Our Music Heritage

Music is a central part of liturgical worship and congregational life at Chicago Sinai. We are committed to preserving and strengthening the beautiful tradition of Jewish choral music, while at the same time adding new and exciting pieces to our ever-broadening repertoire. At any given service, one may hear the music of 17th-century composer Salomone Rossi, 19th-century composers Salomon Sulzer and Louis Lewandowski, and 20th-century/contemporary composers including Edward Stark, Ernest Bloch, Isadore Freed, Max Helfman, Max Janowski, Bonia Shur, Naomi Shemer, Ben Steinberg, Michael Isaacson, and Andrea Jill Higgins, to name but a few.

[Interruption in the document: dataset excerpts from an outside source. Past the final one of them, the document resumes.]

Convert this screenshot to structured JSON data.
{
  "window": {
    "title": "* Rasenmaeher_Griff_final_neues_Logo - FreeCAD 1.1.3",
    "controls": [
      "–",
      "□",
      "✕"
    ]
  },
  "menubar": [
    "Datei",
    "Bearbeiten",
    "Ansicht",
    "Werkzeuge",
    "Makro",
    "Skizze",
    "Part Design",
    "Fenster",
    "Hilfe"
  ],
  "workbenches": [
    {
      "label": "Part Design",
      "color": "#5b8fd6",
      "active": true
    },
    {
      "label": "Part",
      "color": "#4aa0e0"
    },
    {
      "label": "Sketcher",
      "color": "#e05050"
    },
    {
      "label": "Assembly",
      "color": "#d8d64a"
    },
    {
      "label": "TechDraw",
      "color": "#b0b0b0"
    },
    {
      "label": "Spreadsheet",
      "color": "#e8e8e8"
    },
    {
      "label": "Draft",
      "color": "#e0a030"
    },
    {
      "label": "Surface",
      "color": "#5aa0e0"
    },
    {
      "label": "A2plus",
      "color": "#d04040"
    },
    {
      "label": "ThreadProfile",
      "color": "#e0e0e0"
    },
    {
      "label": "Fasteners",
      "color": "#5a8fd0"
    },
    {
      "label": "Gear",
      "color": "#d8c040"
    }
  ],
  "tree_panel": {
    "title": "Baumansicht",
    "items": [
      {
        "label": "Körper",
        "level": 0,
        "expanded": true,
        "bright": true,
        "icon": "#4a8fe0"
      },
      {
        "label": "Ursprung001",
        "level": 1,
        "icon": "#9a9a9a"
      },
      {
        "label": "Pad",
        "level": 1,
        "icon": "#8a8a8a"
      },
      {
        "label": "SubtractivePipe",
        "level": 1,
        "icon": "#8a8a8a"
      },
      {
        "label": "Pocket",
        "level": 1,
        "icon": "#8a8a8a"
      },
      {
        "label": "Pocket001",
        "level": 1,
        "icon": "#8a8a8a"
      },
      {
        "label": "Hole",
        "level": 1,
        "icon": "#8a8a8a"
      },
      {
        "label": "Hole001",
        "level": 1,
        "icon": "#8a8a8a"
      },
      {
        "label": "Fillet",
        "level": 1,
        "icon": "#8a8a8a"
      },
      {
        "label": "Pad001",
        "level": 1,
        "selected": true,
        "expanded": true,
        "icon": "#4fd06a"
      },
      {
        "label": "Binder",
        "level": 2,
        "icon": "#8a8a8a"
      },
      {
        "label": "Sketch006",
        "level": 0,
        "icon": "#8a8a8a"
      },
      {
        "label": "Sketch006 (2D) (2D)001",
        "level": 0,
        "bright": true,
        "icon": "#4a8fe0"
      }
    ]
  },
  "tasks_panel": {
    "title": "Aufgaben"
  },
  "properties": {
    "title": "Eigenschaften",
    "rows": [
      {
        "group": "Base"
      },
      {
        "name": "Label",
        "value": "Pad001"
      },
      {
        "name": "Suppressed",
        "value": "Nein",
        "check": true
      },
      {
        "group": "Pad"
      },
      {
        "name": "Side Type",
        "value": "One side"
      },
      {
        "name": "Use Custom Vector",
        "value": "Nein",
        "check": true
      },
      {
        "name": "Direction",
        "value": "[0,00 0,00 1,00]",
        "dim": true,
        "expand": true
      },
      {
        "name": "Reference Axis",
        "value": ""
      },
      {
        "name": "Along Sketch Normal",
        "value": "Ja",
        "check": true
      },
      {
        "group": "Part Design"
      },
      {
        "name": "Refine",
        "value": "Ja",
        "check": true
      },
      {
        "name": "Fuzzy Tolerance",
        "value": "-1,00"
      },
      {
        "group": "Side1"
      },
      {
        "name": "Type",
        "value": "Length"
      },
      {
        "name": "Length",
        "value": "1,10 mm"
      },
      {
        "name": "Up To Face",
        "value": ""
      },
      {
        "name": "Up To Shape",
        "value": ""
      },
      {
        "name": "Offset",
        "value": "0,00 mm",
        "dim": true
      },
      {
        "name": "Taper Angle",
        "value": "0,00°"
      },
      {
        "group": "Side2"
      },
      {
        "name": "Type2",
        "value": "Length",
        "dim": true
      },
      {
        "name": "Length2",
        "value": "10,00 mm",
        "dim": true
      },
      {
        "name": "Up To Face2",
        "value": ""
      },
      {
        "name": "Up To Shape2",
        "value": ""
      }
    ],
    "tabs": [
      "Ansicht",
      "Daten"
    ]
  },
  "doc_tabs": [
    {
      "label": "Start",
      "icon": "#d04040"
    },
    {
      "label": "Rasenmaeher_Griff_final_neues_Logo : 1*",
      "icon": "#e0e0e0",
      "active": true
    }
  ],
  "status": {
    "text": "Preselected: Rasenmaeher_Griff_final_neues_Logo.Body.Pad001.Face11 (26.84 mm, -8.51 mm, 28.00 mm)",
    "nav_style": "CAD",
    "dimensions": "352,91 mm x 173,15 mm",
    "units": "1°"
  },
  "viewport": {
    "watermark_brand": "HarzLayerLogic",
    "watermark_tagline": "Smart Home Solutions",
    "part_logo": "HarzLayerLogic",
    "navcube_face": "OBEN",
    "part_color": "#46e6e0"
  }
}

Members of our professional vocal quartet accompany every worship service, and on important occasions throughout the year, they join forces with the lively and dedicated members of our Volunteer Choir, who enhance our worship experience during the High Holy Days, Chanukah, Purim, and the Annual Spring Choral Program.

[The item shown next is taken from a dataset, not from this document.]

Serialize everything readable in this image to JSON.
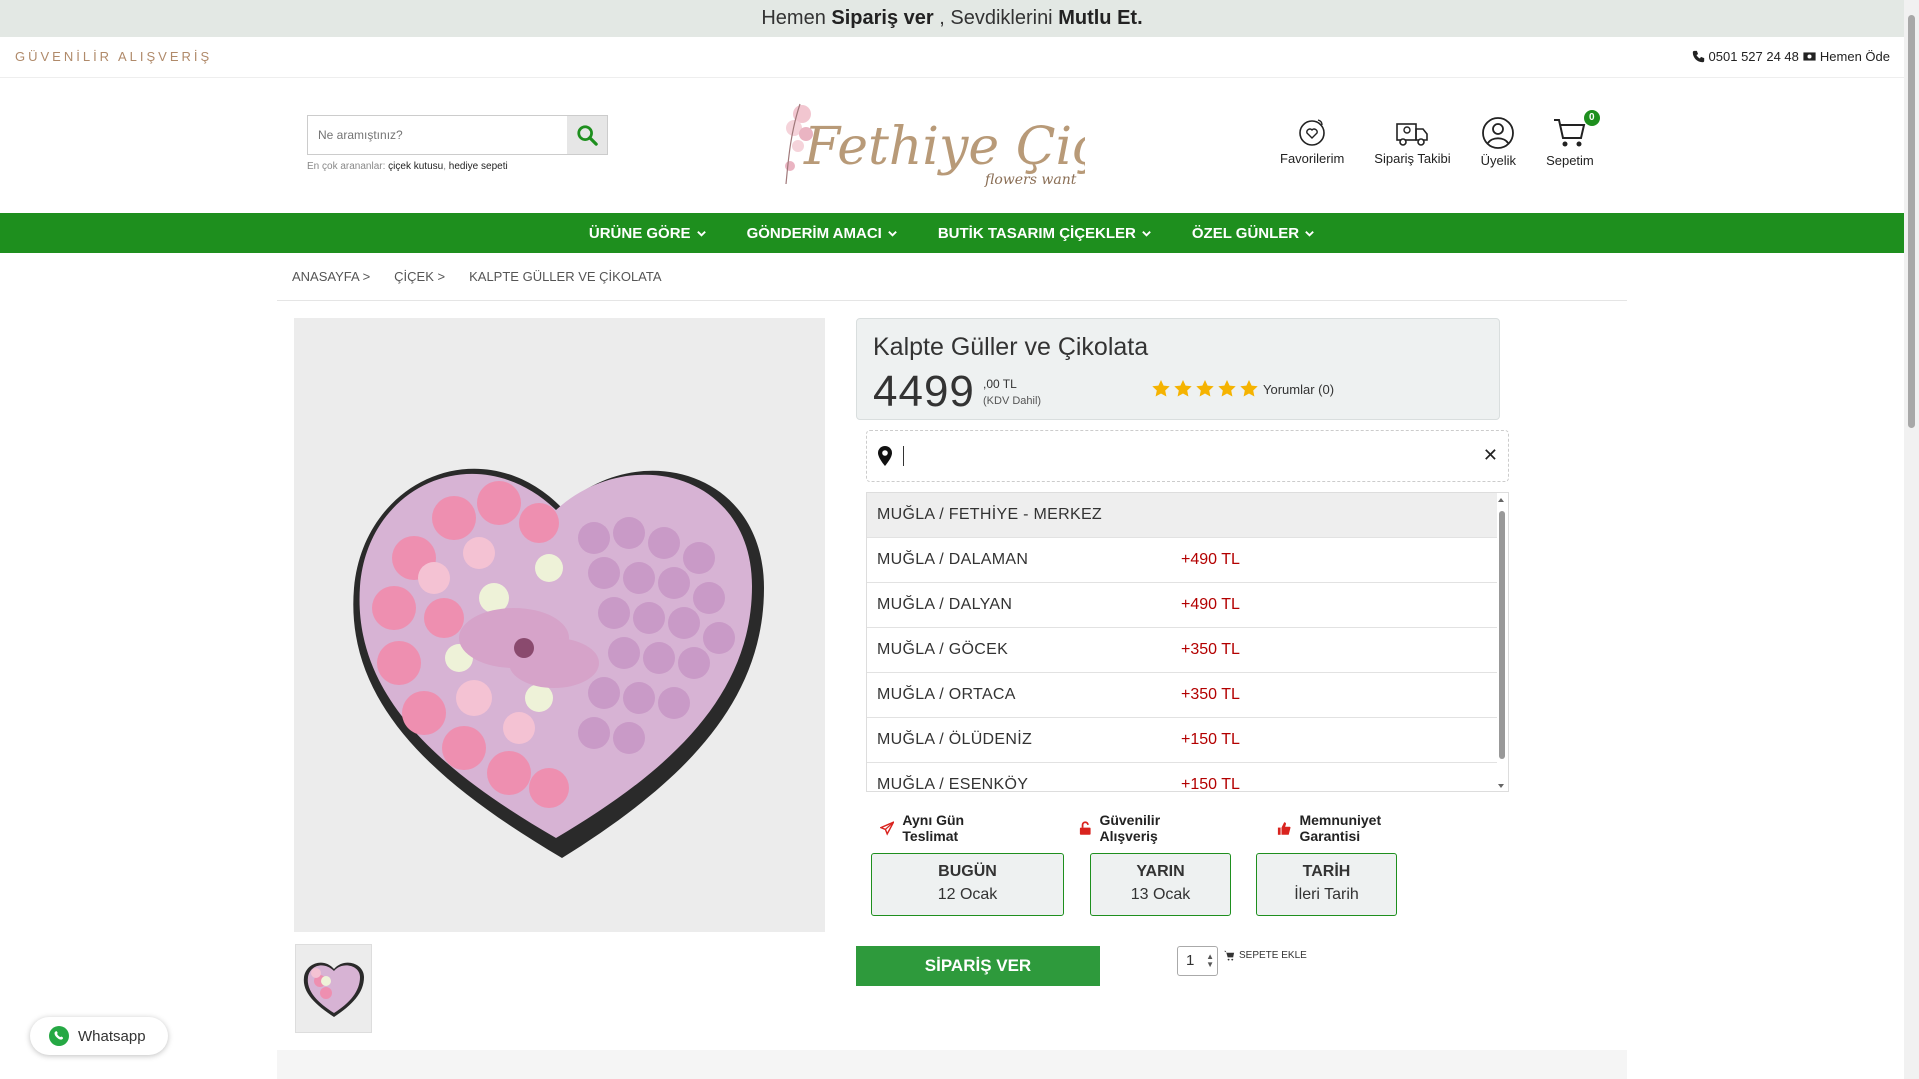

Our music is led by Scott Kumer, Director of Music, who joined the Senior Staff of Chicago Sinai Congregation in 1999.  Scott received his B.Mus. summa cum laude from Wittenberg University in 1992, and his M.Mus. with highest honors from the University of Michigan in 1994. A member of Phi Beta Kappa, he pursued further graduate studies in music history and music theory at the University of Chicago, where he served as accompanist to the Rockefeller Chapel Choir, Motet Choir, and University Chorus. For a number of years he was Assistant Organist at the Church of St. Thomas the Apostle in Chicago, and has performed with the William Ferris Chorale on several occasions. In 1996, Scott Kumer and Thomas Weisflog began a two-year project of transcribing great orchestral works for organ four-hands-four-feet. The Symphonic Organ, a compact disc featuring their transcriptions of Mozart, Beethoven, Brahms, J. Strauss, Mahler, Debussy, and Ravel, was released on the London-based Meridian Records label in 1998, and has since enjoyed critical acclaim. Scott has had the privilege of assisting in the project to rebuild the historic 1928 E.M. Skinner Organ (Opus 634) at the University of Chicago's Rockefeller Memorial Chapel, and is a contributing author to A Primer for the Visiting Organist (edited by Fred Moleck, G.I.A. Publications, Inc., 2007).